By Alison Hawkes For The 2 min read

HARRISBURG – Getting a full list of House employee salaries requires more than 100 formal record requests and more than three months, maybe longer, to obtain. But the archaic system is beginning to crack under the weight of news reports over the weekend that pointed out how difficult it is to verify how salaries compared to the House’s $3.2 million in employee bonuses over the last two years. House Republican Leader Sam Smith announced early Monday that a list of Republican staff and their salaries would be made available that day. House Speaker Dennis O’Brien said from now on salaries would be published annually with the updated list of House employees. The 2007 list is expected to come out the end of next week. “It’s a new session. It’s a new day in Harrisburg,” said O’Brien’s spokesman Bill Patton. “The new Speaker is trying to make the House a more open and transparent institution.”

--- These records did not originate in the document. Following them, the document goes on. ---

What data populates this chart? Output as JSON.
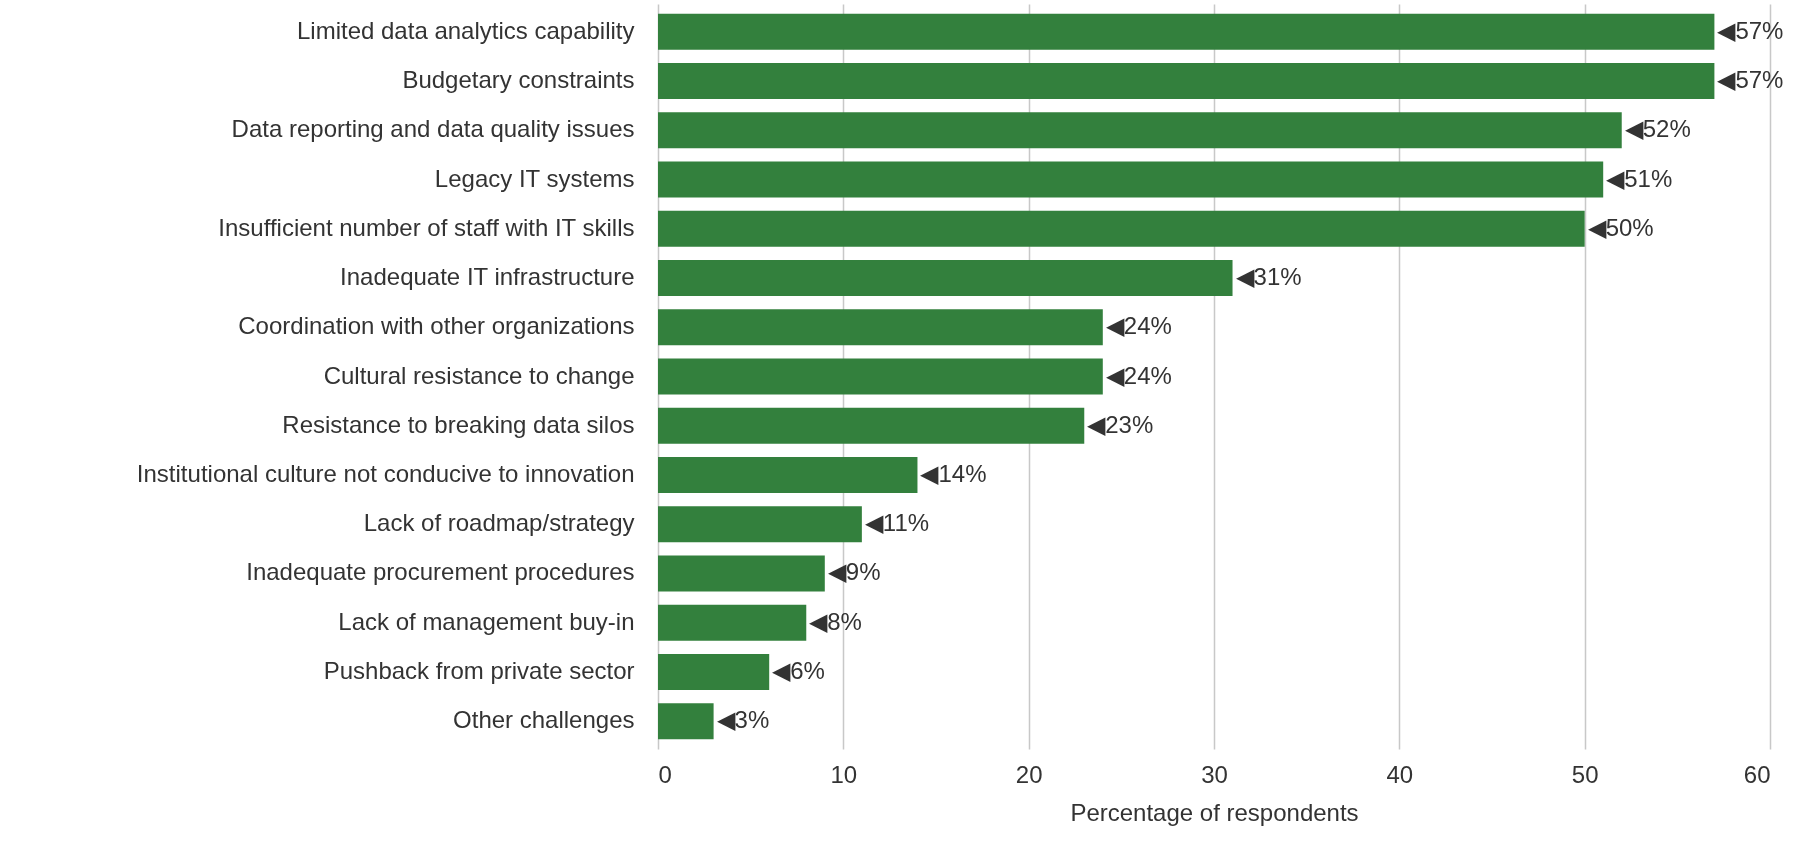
{
  "chart_data": {
    "type": "bar",
    "orientation": "horizontal",
    "xlabel": "Percentage of respondents",
    "categories": [
      "Limited data analytics capability",
      "Budgetary constraints",
      "Data reporting and data quality issues",
      "Legacy IT systems",
      "Insufficient number of staff with IT skills",
      "Inadequate IT infrastructure",
      "Coordination with other organizations",
      "Cultural resistance to change",
      "Resistance to breaking data silos",
      "Institutional culture not conducive to innovation",
      "Lack of roadmap/strategy",
      "Inadequate procurement procedures",
      "Lack of management buy-in",
      "Pushback from private sector",
      "Other challenges"
    ],
    "values": [
      57,
      57,
      52,
      51,
      50,
      31,
      24,
      24,
      23,
      14,
      11,
      9,
      8,
      6,
      3
    ],
    "value_labels": [
      "◀57%",
      "◀57%",
      "◀52%",
      "◀51%",
      "◀50%",
      "◀31%",
      "◀24%",
      "◀24%",
      "◀23%",
      "◀14%",
      "◀11%",
      "◀9%",
      "◀8%",
      "◀6%",
      "◀3%"
    ],
    "color": "#33803d",
    "xlim": [
      0,
      60
    ],
    "xticks": [
      0,
      10,
      20,
      30,
      40,
      50,
      60
    ],
    "grid": "x"
  }
}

Though far better, reform activist Gene Stilp said there are holes in the new system as well. Employee bonus information is still kept secret. Salaries are not on the Internet, making it necessary to travel to Harrisburg to pick up documents.

And the public needs to know past salaries to see if employee bonuses line up with election years, he said.

For example, House Democrats handed out more than three times the amount of employee bonuses in 2006 than in 2005. The two-year total was $2.3 million.

“It’s very important to get past payroll records so you can see the pattern of how employees were paid bonuses,” Stilp said.

Up until now, getting payroll records was a matter of submitting names, with a limit of 15 at a time, to the House Clerk’s office and then making an appointment to view the records in Harrisburg. The procedure was doable for small requests, but cumbersome for larger requests whereby a full list of salaries for the House’s more than 1,600 employees would take at least 106 record requests. The Senate provides a full list of salaries, although its bonus information has not available.

When the controversy over legislative employee bonuses broke last week, there was no immediate salary information from the House. A spokesman for House Democratic Leader Bill DeWeese said he would not be independently releasing employee salaries.